Schon bald wird klar, dass Nola, die sich immer um andere sorgt, selbst wen bräuchte, der sich um sie kümmert. Da sich im Roman niemand dafür anbietet, würde man das als Leserin gerne übernehmen. „Lauf“ möchte man der jungen Frau am liebsten zurufen, wenn sie ihren egozentrischen, rechthaberischen Freund wieder einmal bekocht, während der nicht einmal bemerkt, dass sie nur die Beilagen isst. Doch Nola läuft nicht – sie fliegt.
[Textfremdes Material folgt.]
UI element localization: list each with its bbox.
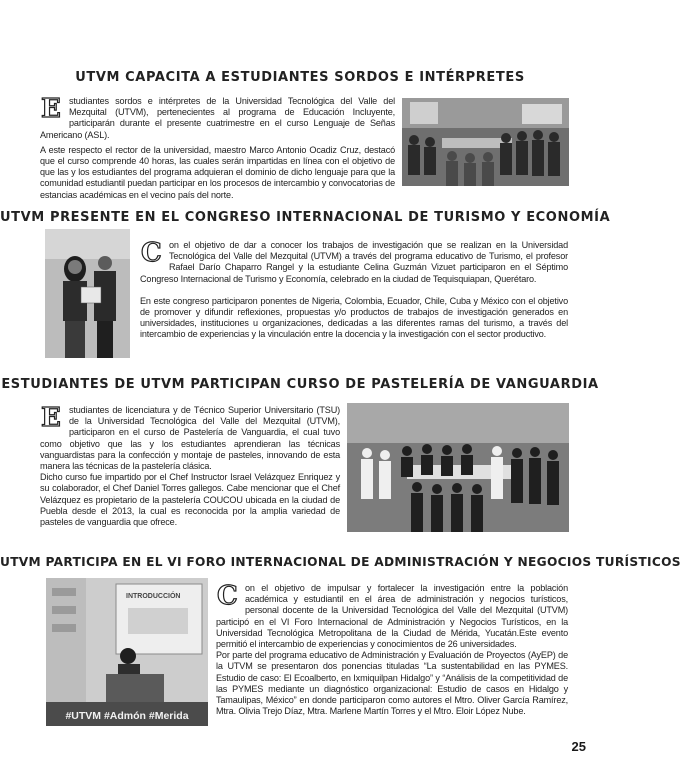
article-1-paragraph: studiantes sordos e intérpretes de la Universidad Tecnológica del Valle del Mezquital (UTVM), pertenecientes al programa de Educación Incluyente, participarán durante el presente cuatrimestre en el curso Lenguaje de Señas Americano (ASL). bbox=[40, 96, 395, 140]
article-4-paragraph: Por parte del programa educativo de Administración y Evaluación de Proyectos (AyEP) de la UTVM se presentaron dos ponencias tituladas “La sustentabilidad en las PYMES. Estudio de caso: El Ecoalberto, en Ixmiquilpan Hidalgo” y “Análisis de la competitividad de las PYMES mediante un diagnóstico organizacional: Estudio de casos en Hidalgo y Tamaulipas, México” en donde participaron como autores el Mtro. Oliver García Ramírez, Mtra. Olivia Trejo Díaz, Mtra. Marlene Martín Torres y el Mtro. Eloir López Nube. bbox=[216, 650, 568, 717]
article-2-body bbox=[140, 240, 568, 345]
screen-title: INTRODUCCIÓN bbox=[126, 593, 181, 600]
article-2-paragraph: En este congreso participaron ponentes de Nigeria, Colombia, Ecuador, Chile, Cuba y México con el objetivo de promover y difundir reflexiones, propuestas y/o productos de trabajos de investigación generados en universidades, instituciones u organizaciones, dedicadas a las diferentes ramas del turismo, a través del intercambio de experiencias y la vinculación entre la docencia y la investigación con el sector productivo. bbox=[140, 295, 568, 340]
dropcap-c-icon bbox=[140, 238, 166, 268]
article-3-paragraph: studiantes de licenciatura y de Técnico Superior Universitario (TSU) de la Universidad Tecnológica del Valle del Mezquital (UTVM), participaron en el curso de Pastelería de Vanguardia, el cual tuvo como objetivo que las y los estudiantes aprendieran las técnicas vanguardistas para la confección y montaje de pasteles, innovando de esta manera las técnicas de la pastelería clásica. bbox=[40, 405, 340, 472]
article-1-group-photo bbox=[402, 98, 569, 186]
article-1-body bbox=[40, 96, 395, 205]
article-2-paragraph: on el objetivo de dar a conocer los trabajos de investigación que se realizan en la Universidad Tecnológica del Valle del Mezquital (UTVM) a través del programa educativo de Turismo, el profesor Rafael Darío Chaparro Rangel y la estudiante Celina Guzmán Vizuet participaron en el Séptimo Congreso Internacional de Turismo y Economía, celebrado en la ciudad de Tequisquiapan, Querétaro. bbox=[140, 240, 568, 284]
article-4-paragraph: on el objetivo de impulsar y fortalecer la investigación entre la población académica y estudiantil en el área de administración y negocios turísticos, personal docente de la Universidad Tecnológica del Valle del Mezquital (UTVM) participó en el VI Foro Internacional de Administración y Negocios Turísticos, en la Universidad Tecnológica Metropolitana de la Ciudad de Mérida, Yucatán.Este evento permitió el intercambio de experiencias y conocimientos de 26 universidades. bbox=[216, 583, 568, 650]
article-4-title: UTVM PARTICIPA EN EL VI FORO INTERNACIONAL DE ADMINISTRACIÓN Y NEGOCIOS TURÍSTICOS bbox=[0, 555, 681, 569]
dropcap-e-icon bbox=[40, 403, 66, 433]
svg-text:C: C bbox=[217, 581, 238, 611]
dropcap-c-icon bbox=[216, 581, 242, 611]
page-number: 25 bbox=[571, 739, 586, 754]
article-2-award-photo bbox=[45, 229, 130, 358]
article-3-title: ESTUDIANTES DE UTVM PARTICIPAN CURSO DE PASTELERÍA DE VANGUARDIA bbox=[1, 377, 599, 392]
svg-text:E: E bbox=[41, 403, 61, 433]
article-1-title: UTVM CAPACITA A ESTUDIANTES SORDOS E INTÉRPRETES bbox=[75, 70, 525, 85]
article-3-paragraph: Dicho curso fue impartido por el Chef Instructor Israel Velázquez Enriquez y su colaborador, el Chef Daniel Torres gallegos. Cabe mencionar que el Chef Velázquez es propietario de la pastelería COUCOU ubicada en la ciudad de Puebla desde el 2013, la cual es reconocida por la amplia variedad de pasteles de vanguardia que ofrece. bbox=[40, 472, 340, 528]
article-4-presentation-photo bbox=[46, 578, 208, 726]
article-3-pastry-group-photo bbox=[347, 403, 569, 532]
article-2-title: UTVM PRESENTE EN EL CONGRESO INTERNACIONAL DE TURISMO Y ECONOMÍA bbox=[0, 210, 611, 225]
dropcap-e-icon bbox=[40, 94, 66, 124]
svg-text:C: C bbox=[141, 238, 162, 268]
article-4-body bbox=[216, 583, 568, 721]
banner-text: #UTVM #Admón #Merida bbox=[65, 710, 189, 722]
article-3-body bbox=[40, 405, 340, 532]
svg-text:E: E bbox=[41, 94, 61, 124]
article-1-paragraph: A este respecto el rector de la universidad, maestro Marco Antonio Ocadiz Cruz, destacó que el curso comprende 40 horas, las cuales serán impartidas en línea con el objetivo de que las y los estudiantes del programa adquieran el dominio de dicho lenguaje para que la comunidad estudiantil puedan participar en los procesos de intercambio y convocatorias de estancias académicas en el vecino país del norte. bbox=[40, 144, 395, 200]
Wie der mythologische Phönix, der verbrennt und schließlich aus seiner eigenen Asche neu aufersteht, durchlebt Nola einen schmerzhaften, aber notwendigen Entwicklungsprozess. Der Phönix wird so zum zentralen Motiv in Caro Reichls Roman und symbolisiert Nolas Weg zur Selbstfindung und inneren Stärke. Als verbindendes Symbol, das Schicksal und Transformation zugleich markiert, schmückt er sowohl Nolas Unterarm als auch den ihrer Schwester.
Behutsam und trotz der schweren Thematik mit einer gesunden Prise Humor lässt uns die Autorin teilhaben an Nolas kleinen Höhen und großen Tiefen. Sie bleibt dabei ganz nah dran an ihrer Protagonistin und zieht die Leserinnen in den Sog der Erzählung, sodass es schwer fällt, das Buch wieder aus der Hand zu legen.
Im Podcast-Gespräch spricht die Autorin über ihre Erfahrungen während des Schreibprozesses und auch darüber, warum es so wichtig ist, sich mit dem Thema Trauer auseinanderzusetzen.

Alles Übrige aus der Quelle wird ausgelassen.